If left untreated, it can cause pelvic inflammatory disease in about 40% of infected women (which can lead to sterility and other problems due to damage to the fallopian tubes and uterus) and, if transmitted during birth, can cause severe eye infections and pneumonia in newborns. 18% of women with the disease will suffer from severe chronic pelvic pain, and 9% will have an ectopic pregnancy.
This infection is the single most common cause of infertility and sterility in women. Additionally, women with chlamydia have a 300-500% increased risk for contracting HIV, the virus that causes AIDS.
Men who are infected typically suffer from urethritis and swollen testicles. It is the most common cause of epididymitis in men under the age of 35. Some men also develop joint problems as a result of their infection.

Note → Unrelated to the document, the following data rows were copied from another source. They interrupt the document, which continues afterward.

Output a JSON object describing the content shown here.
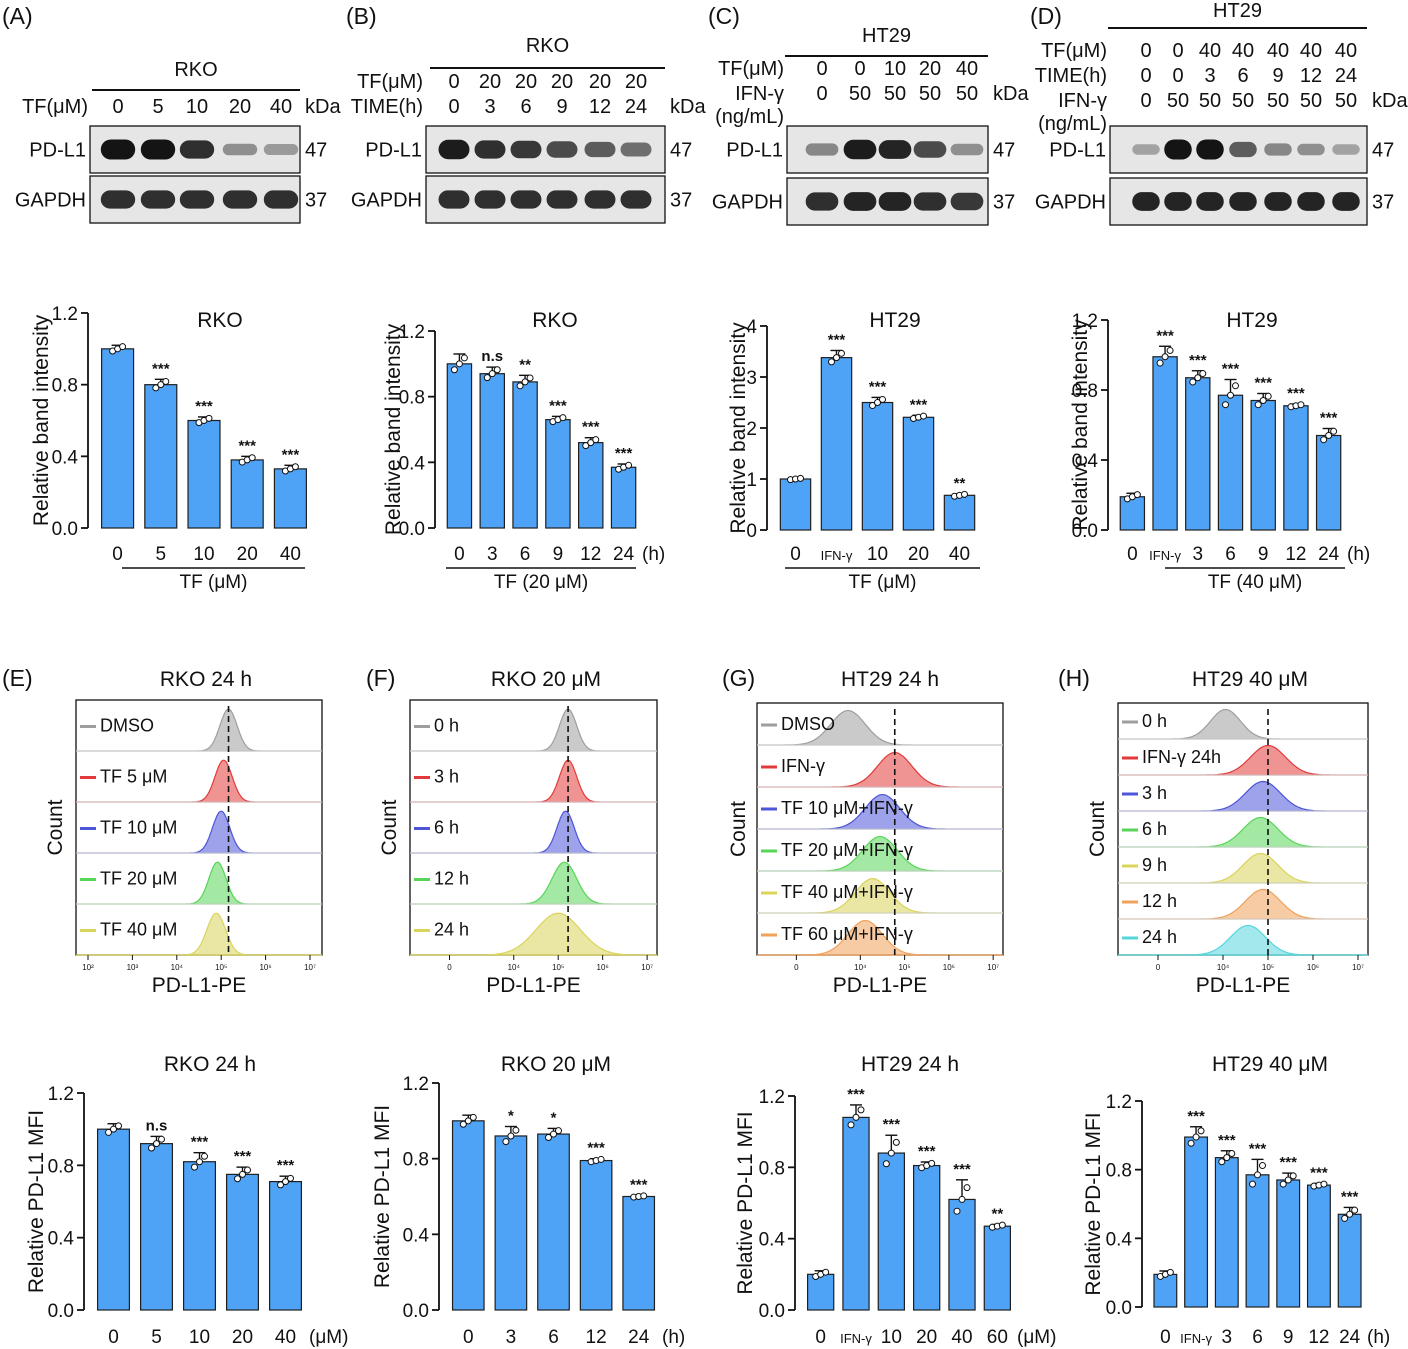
{
  "colors": {
    "bar": "#4fa3f7",
    "bar_edge": "#1f1f1f",
    "blot_bg": "#e6e6e6",
    "band": "#141414"
  },
  "panel_labels": [
    "(A)",
    "(B)",
    "(C)",
    "(D)",
    "(E)",
    "(F)",
    "(G)",
    "(H)"
  ],
  "blots": {
    "A": {
      "cell": "RKO",
      "rows": [
        {
          "label": "TF(μM)",
          "values": [
            "0",
            "5",
            "10",
            "20",
            "40"
          ]
        }
      ],
      "kda": "kDa",
      "bands": [
        {
          "name": "PD-L1",
          "kda": "47",
          "intensity": [
            1.0,
            1.0,
            0.85,
            0.3,
            0.25
          ]
        },
        {
          "name": "GAPDH",
          "kda": "37",
          "intensity": [
            0.85,
            0.85,
            0.85,
            0.85,
            0.85
          ]
        }
      ]
    },
    "B": {
      "cell": "RKO",
      "rows": [
        {
          "label": "TF(μM)",
          "values": [
            "0",
            "20",
            "20",
            "20",
            "20",
            "20"
          ]
        },
        {
          "label": "TIME(h)",
          "values": [
            "0",
            "3",
            "6",
            "9",
            "12",
            "24"
          ]
        }
      ],
      "kda": "kDa",
      "bands": [
        {
          "name": "PD-L1",
          "kda": "47",
          "intensity": [
            0.95,
            0.85,
            0.8,
            0.7,
            0.6,
            0.5
          ]
        },
        {
          "name": "GAPDH",
          "kda": "37",
          "intensity": [
            0.85,
            0.85,
            0.85,
            0.85,
            0.85,
            0.85
          ]
        }
      ]
    },
    "C": {
      "cell": "HT29",
      "rows": [
        {
          "label": "TF(μM)",
          "values": [
            "0",
            "0",
            "10",
            "20",
            "40"
          ]
        },
        {
          "label": "IFN-γ",
          "values": [
            "0",
            "50",
            "50",
            "50",
            "50"
          ]
        }
      ],
      "row_extra": "(ng/mL)",
      "kda": "kDa",
      "bands": [
        {
          "name": "PD-L1",
          "kda": "47",
          "intensity": [
            0.35,
            0.95,
            0.9,
            0.7,
            0.3
          ]
        },
        {
          "name": "GAPDH",
          "kda": "37",
          "intensity": [
            0.85,
            0.9,
            0.9,
            0.85,
            0.8
          ]
        }
      ]
    },
    "D": {
      "cell": "HT29",
      "rows": [
        {
          "label": "TF(μM)",
          "values": [
            "0",
            "0",
            "40",
            "40",
            "40",
            "40",
            "40"
          ]
        },
        {
          "label": "TIME(h)",
          "values": [
            "0",
            "0",
            "3",
            "6",
            "9",
            "12",
            "24"
          ]
        },
        {
          "label": "IFN-γ",
          "values": [
            "0",
            "50",
            "50",
            "50",
            "50",
            "50",
            "50"
          ]
        }
      ],
      "row_extra": "(ng/mL)",
      "kda": "kDa",
      "bands": [
        {
          "name": "PD-L1",
          "kda": "47",
          "intensity": [
            0.2,
            1.0,
            1.0,
            0.6,
            0.35,
            0.3,
            0.2
          ]
        },
        {
          "name": "GAPDH",
          "kda": "37",
          "intensity": [
            0.9,
            0.9,
            0.9,
            0.9,
            0.9,
            0.9,
            0.9
          ]
        }
      ]
    }
  },
  "chart_data": [
    {
      "id": "A",
      "type": "bar",
      "title": "RKO",
      "ylabel": "Relative band intensity",
      "ylim": [
        0,
        1.2
      ],
      "yticks": [
        "0.0",
        "0.4",
        "0.8",
        "1.2"
      ],
      "categories": [
        "0",
        "5",
        "10",
        "20",
        "40"
      ],
      "values": [
        1.0,
        0.8,
        0.6,
        0.38,
        0.33
      ],
      "errors": [
        0.02,
        0.03,
        0.02,
        0.02,
        0.02
      ],
      "significance": [
        "",
        "***",
        "***",
        "***",
        "***"
      ],
      "unit": "",
      "group_label": "TF (μM)"
    },
    {
      "id": "B",
      "type": "bar",
      "title": "RKO",
      "ylabel": "Relative band intensity",
      "ylim": [
        0,
        1.2
      ],
      "yticks": [
        "0.0",
        "0.4",
        "0.8",
        "1.2"
      ],
      "categories": [
        "0",
        "3",
        "6",
        "9",
        "12",
        "24"
      ],
      "values": [
        1.0,
        0.94,
        0.89,
        0.66,
        0.52,
        0.37
      ],
      "errors": [
        0.06,
        0.04,
        0.04,
        0.02,
        0.03,
        0.02
      ],
      "significance": [
        "",
        "n.s",
        "**",
        "***",
        "***",
        "***"
      ],
      "unit": "(h)",
      "group_label": "TF (20 μM)"
    },
    {
      "id": "C",
      "type": "bar",
      "title": "HT29",
      "ylabel": "Relative band intensity",
      "ylim": [
        0,
        4
      ],
      "yticks": [
        "0",
        "1",
        "2",
        "3",
        "4"
      ],
      "categories": [
        "0",
        "IFN-γ",
        "10",
        "20",
        "40"
      ],
      "values": [
        1.0,
        3.38,
        2.5,
        2.21,
        0.68
      ],
      "errors": [
        0.02,
        0.14,
        0.1,
        0.04,
        0.03
      ],
      "significance": [
        "",
        "***",
        "***",
        "***",
        "**"
      ],
      "unit": "",
      "group_label": "TF (μM)"
    },
    {
      "id": "D",
      "type": "bar",
      "title": "HT29",
      "ylabel": "Relative band intensity",
      "ylim": [
        0,
        1.2
      ],
      "yticks": [
        "0.0",
        "0.4",
        "0.8",
        "1.2"
      ],
      "categories": [
        "0",
        "IFN-γ",
        "3",
        "6",
        "9",
        "12",
        "24"
      ],
      "values": [
        0.19,
        0.99,
        0.87,
        0.77,
        0.74,
        0.71,
        0.54
      ],
      "errors": [
        0.02,
        0.06,
        0.04,
        0.09,
        0.04,
        0.01,
        0.04
      ],
      "significance": [
        "",
        "***",
        "***",
        "***",
        "***",
        "***",
        "***"
      ],
      "unit": "(h)",
      "group_label": "TF (40 μM)"
    },
    {
      "id": "E2",
      "type": "bar",
      "title": "RKO 24 h",
      "ylabel": "Relative PD-L1 MFI",
      "ylim": [
        0,
        1.2
      ],
      "yticks": [
        "0.0",
        "0.4",
        "0.8",
        "1.2"
      ],
      "categories": [
        "0",
        "5",
        "10",
        "20",
        "40"
      ],
      "values": [
        1.0,
        0.92,
        0.82,
        0.75,
        0.71
      ],
      "errors": [
        0.03,
        0.04,
        0.05,
        0.04,
        0.03
      ],
      "significance": [
        "",
        "n.s",
        "***",
        "***",
        "***"
      ],
      "unit": "(μM)"
    },
    {
      "id": "F2",
      "type": "bar",
      "title": "RKO 20 μM",
      "ylabel": "Relative PD-L1 MFI",
      "ylim": [
        0,
        1.2
      ],
      "yticks": [
        "0.0",
        "0.4",
        "0.8",
        "1.2"
      ],
      "categories": [
        "0",
        "3",
        "6",
        "12",
        "24"
      ],
      "values": [
        1.0,
        0.92,
        0.93,
        0.79,
        0.6
      ],
      "errors": [
        0.03,
        0.05,
        0.03,
        0.01,
        0.005
      ],
      "significance": [
        "",
        "*",
        "*",
        "***",
        "***"
      ],
      "unit": "(h)"
    },
    {
      "id": "G2",
      "type": "bar",
      "title": "HT29 24 h",
      "ylabel": "Relative PD-L1 MFI",
      "ylim": [
        0,
        1.2
      ],
      "yticks": [
        "0.0",
        "0.4",
        "0.8",
        "1.2"
      ],
      "categories": [
        "0",
        "IFN-γ",
        "10",
        "20",
        "40",
        "60"
      ],
      "values": [
        0.2,
        1.08,
        0.88,
        0.81,
        0.62,
        0.47
      ],
      "errors": [
        0.02,
        0.07,
        0.1,
        0.02,
        0.11,
        0.01
      ],
      "significance": [
        "",
        "***",
        "***",
        "***",
        "***",
        "**"
      ],
      "unit": "(μM)"
    },
    {
      "id": "H2",
      "type": "bar",
      "title": "HT29 40 μM",
      "ylabel": "Relative PD-L1 MFI",
      "ylim": [
        0,
        1.2
      ],
      "yticks": [
        "0.0",
        "0.4",
        "0.8",
        "1.2"
      ],
      "categories": [
        "0",
        "IFN-γ",
        "3",
        "6",
        "9",
        "12",
        "24"
      ],
      "values": [
        0.19,
        0.99,
        0.87,
        0.77,
        0.74,
        0.71,
        0.54
      ],
      "errors": [
        0.02,
        0.06,
        0.04,
        0.09,
        0.04,
        0.01,
        0.04
      ],
      "significance": [
        "",
        "***",
        "***",
        "***",
        "***",
        "***",
        "***"
      ],
      "unit": "(h)"
    }
  ],
  "flow": [
    {
      "id": "E",
      "title": "RKO 24 h",
      "ylabel": "Count",
      "xlabel": "PD-L1-PE",
      "axis": "decade",
      "ticks": [
        "10²",
        "10³",
        "10⁴",
        "10⁵",
        "10⁶",
        "10⁷"
      ],
      "tracks": [
        {
          "label": "DMSO",
          "color": "#9e9e9e",
          "center": 0.62,
          "width": 0.035
        },
        {
          "label": "TF  5 μM",
          "color": "#e23a3a",
          "center": 0.6,
          "width": 0.035
        },
        {
          "label": "TF 10 μM",
          "color": "#4e55d8",
          "center": 0.59,
          "width": 0.035
        },
        {
          "label": "TF 20 μM",
          "color": "#57d557",
          "center": 0.575,
          "width": 0.035
        },
        {
          "label": "TF 40 μM",
          "color": "#d9d45a",
          "center": 0.57,
          "width": 0.038
        }
      ]
    },
    {
      "id": "F",
      "title": "RKO 20 μM",
      "ylabel": "Count",
      "xlabel": "PD-L1-PE",
      "axis": "zero",
      "ticks": [
        "0",
        "10⁴",
        "10⁵",
        "10⁶",
        "10⁷"
      ],
      "tracks": [
        {
          "label": "0 h",
          "color": "#9e9e9e",
          "center": 0.64,
          "width": 0.035
        },
        {
          "label": "3 h",
          "color": "#e23a3a",
          "center": 0.64,
          "width": 0.035
        },
        {
          "label": "6 h",
          "color": "#4e55d8",
          "center": 0.63,
          "width": 0.035
        },
        {
          "label": "12 h",
          "color": "#57d557",
          "center": 0.625,
          "width": 0.05
        },
        {
          "label": "24 h",
          "color": "#d9d45a",
          "center": 0.6,
          "width": 0.09
        }
      ]
    },
    {
      "id": "G",
      "title": "HT29 24 h",
      "ylabel": "Count",
      "xlabel": "PD-L1-PE",
      "axis": "zero",
      "ticks": [
        "0",
        "10⁴",
        "10⁵",
        "10⁶",
        "10⁷"
      ],
      "tracks": [
        {
          "label": "DMSO",
          "color": "#9e9e9e",
          "center": 0.37,
          "width": 0.07
        },
        {
          "label": "IFN-γ",
          "color": "#e23a3a",
          "center": 0.56,
          "width": 0.07
        },
        {
          "label": "TF 10 μM+IFN-γ",
          "color": "#4e55d8",
          "center": 0.51,
          "width": 0.07
        },
        {
          "label": "TF 20 μM+IFN-γ",
          "color": "#57d557",
          "center": 0.5,
          "width": 0.07
        },
        {
          "label": "TF 40 μM+IFN-γ",
          "color": "#d9d45a",
          "center": 0.47,
          "width": 0.07
        },
        {
          "label": "TF 60 μM+IFN-γ",
          "color": "#f0a15a",
          "center": 0.44,
          "width": 0.07
        }
      ]
    },
    {
      "id": "H",
      "title": "HT29 40 μM",
      "ylabel": "Count",
      "xlabel": "PD-L1-PE",
      "axis": "zero",
      "ticks": [
        "0",
        "10⁴",
        "10⁵",
        "10⁶",
        "10⁷"
      ],
      "tracks": [
        {
          "label": "0 h",
          "color": "#9e9e9e",
          "center": 0.43,
          "width": 0.06
        },
        {
          "label": "IFN-γ 24h",
          "color": "#e23a3a",
          "center": 0.6,
          "width": 0.07
        },
        {
          "label": "3 h",
          "color": "#4e55d8",
          "center": 0.58,
          "width": 0.07
        },
        {
          "label": "6 h",
          "color": "#57d557",
          "center": 0.57,
          "width": 0.07
        },
        {
          "label": "9 h",
          "color": "#d9d45a",
          "center": 0.57,
          "width": 0.07
        },
        {
          "label": "12 h",
          "color": "#f0a15a",
          "center": 0.58,
          "width": 0.07
        },
        {
          "label": "24 h",
          "color": "#55d6dc",
          "center": 0.52,
          "width": 0.07
        }
      ]
    }
  ]
}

Some men also experience infertility and sperm damage.
Severe chlamydial infections are often mistaken for gonorrhea because the symptoms can be so similar.
Chlamydia is diagnosed by taking swabs of pus from the genitals to check for the presence of the bacteria directly, or by administering a urine test that checks for bacterial DNA. The urine test is newer and less invasive than the swab test, but it's also about twice as expensive.
It can be cured with antibiotics, typically azithromycin (a single dose) or doxycycline (a 7-day regimine.) Pregnant women might be given azithromycin, erythromycin, or occasionally amoxicillin. Penicillin has no effect on chlamydia infections.